Schäffer's inexperience at surveying took its toll. Knowing full well that media attention awaited her return to Edmonton, she struggled through an initial false start followed by a loss of the surveying spool overboard. After nearly a month's wait for a new spool to be sent from Toronto, she was finally able to complete an accurate survey. Dr. Dowling encouraged her to send her measurements and map, complete with the names she had given various features around the lake, to the Geographical Board in Ottawa. Despite some opposition, Mary’s names were retained.

Schäffer's work was in part responsible for the incorporation of Maligne Lake in Jasper National Park. Had it not been for her, Maligne Lake may not have been preserved for the benefit of future generations.

In 1912 Schäffer moved permanently to Banff, Alberta. In 1915 she married her longtime friend and mountain guide William "Billy" Warren.

Mary Schäffer Warren published articles and books about her explorations of the Rockies. Many have been collected in This Wild Spirit: Women in the Rocky Mountains of Canada.

She died in 1939 in Banff.

== Written work ==
Mary Schäffer Warren published many articles and books describing her time exploring the Rockies:

In 1907 Schäffer published a book titled Old Indian Trails of the Canadian Rockies which she wrote throughout her expedition through, what is now, Banff and Jasper National Park.

In 1908 she wrote a book titled Among the sources of the Saskatchewan and Athabasca rivers.

==Legacy==
In 1909, a mountain in Yoho National Park was named Mount Schaffer in her honor.
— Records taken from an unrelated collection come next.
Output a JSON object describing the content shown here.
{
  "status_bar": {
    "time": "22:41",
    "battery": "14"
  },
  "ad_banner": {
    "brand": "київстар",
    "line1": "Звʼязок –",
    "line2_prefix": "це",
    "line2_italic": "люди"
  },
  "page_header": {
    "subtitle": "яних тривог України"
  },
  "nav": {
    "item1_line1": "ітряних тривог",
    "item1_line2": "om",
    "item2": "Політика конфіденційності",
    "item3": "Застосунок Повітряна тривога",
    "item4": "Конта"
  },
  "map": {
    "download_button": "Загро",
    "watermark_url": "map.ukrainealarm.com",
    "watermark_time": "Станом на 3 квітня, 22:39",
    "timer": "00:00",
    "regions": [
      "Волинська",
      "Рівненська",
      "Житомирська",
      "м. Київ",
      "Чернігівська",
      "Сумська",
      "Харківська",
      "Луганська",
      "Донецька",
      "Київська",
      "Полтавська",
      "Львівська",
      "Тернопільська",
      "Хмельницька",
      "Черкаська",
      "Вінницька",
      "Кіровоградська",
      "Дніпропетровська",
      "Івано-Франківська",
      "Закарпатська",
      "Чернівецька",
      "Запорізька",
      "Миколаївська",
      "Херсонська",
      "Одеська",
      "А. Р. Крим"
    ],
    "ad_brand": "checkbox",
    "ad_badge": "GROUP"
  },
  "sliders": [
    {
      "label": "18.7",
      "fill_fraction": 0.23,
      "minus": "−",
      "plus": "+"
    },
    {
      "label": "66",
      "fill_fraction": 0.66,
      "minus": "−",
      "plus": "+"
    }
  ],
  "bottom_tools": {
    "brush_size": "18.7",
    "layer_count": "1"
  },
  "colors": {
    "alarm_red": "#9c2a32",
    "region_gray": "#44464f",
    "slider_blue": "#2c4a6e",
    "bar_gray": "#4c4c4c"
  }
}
In 2003, the University of Alberta named their newest student residence Schäffer Hall as a tribute to Schäffer Warren.

Janice Sanford Beck is the author of “No Ordinary Woman: The Story of Mary Schäffer Warren” (Rocky Mountain Books, 2001). Her latest works, “Life of the Trail 1” and “Life of the Trail 2”, are collaborations with Emerson Sanford that retrace the footsteps of early travelers (including David Thompson, Sir James Hector, and Mary Schäffer) in and around eastern Banff National Park and northern Yoho National Park.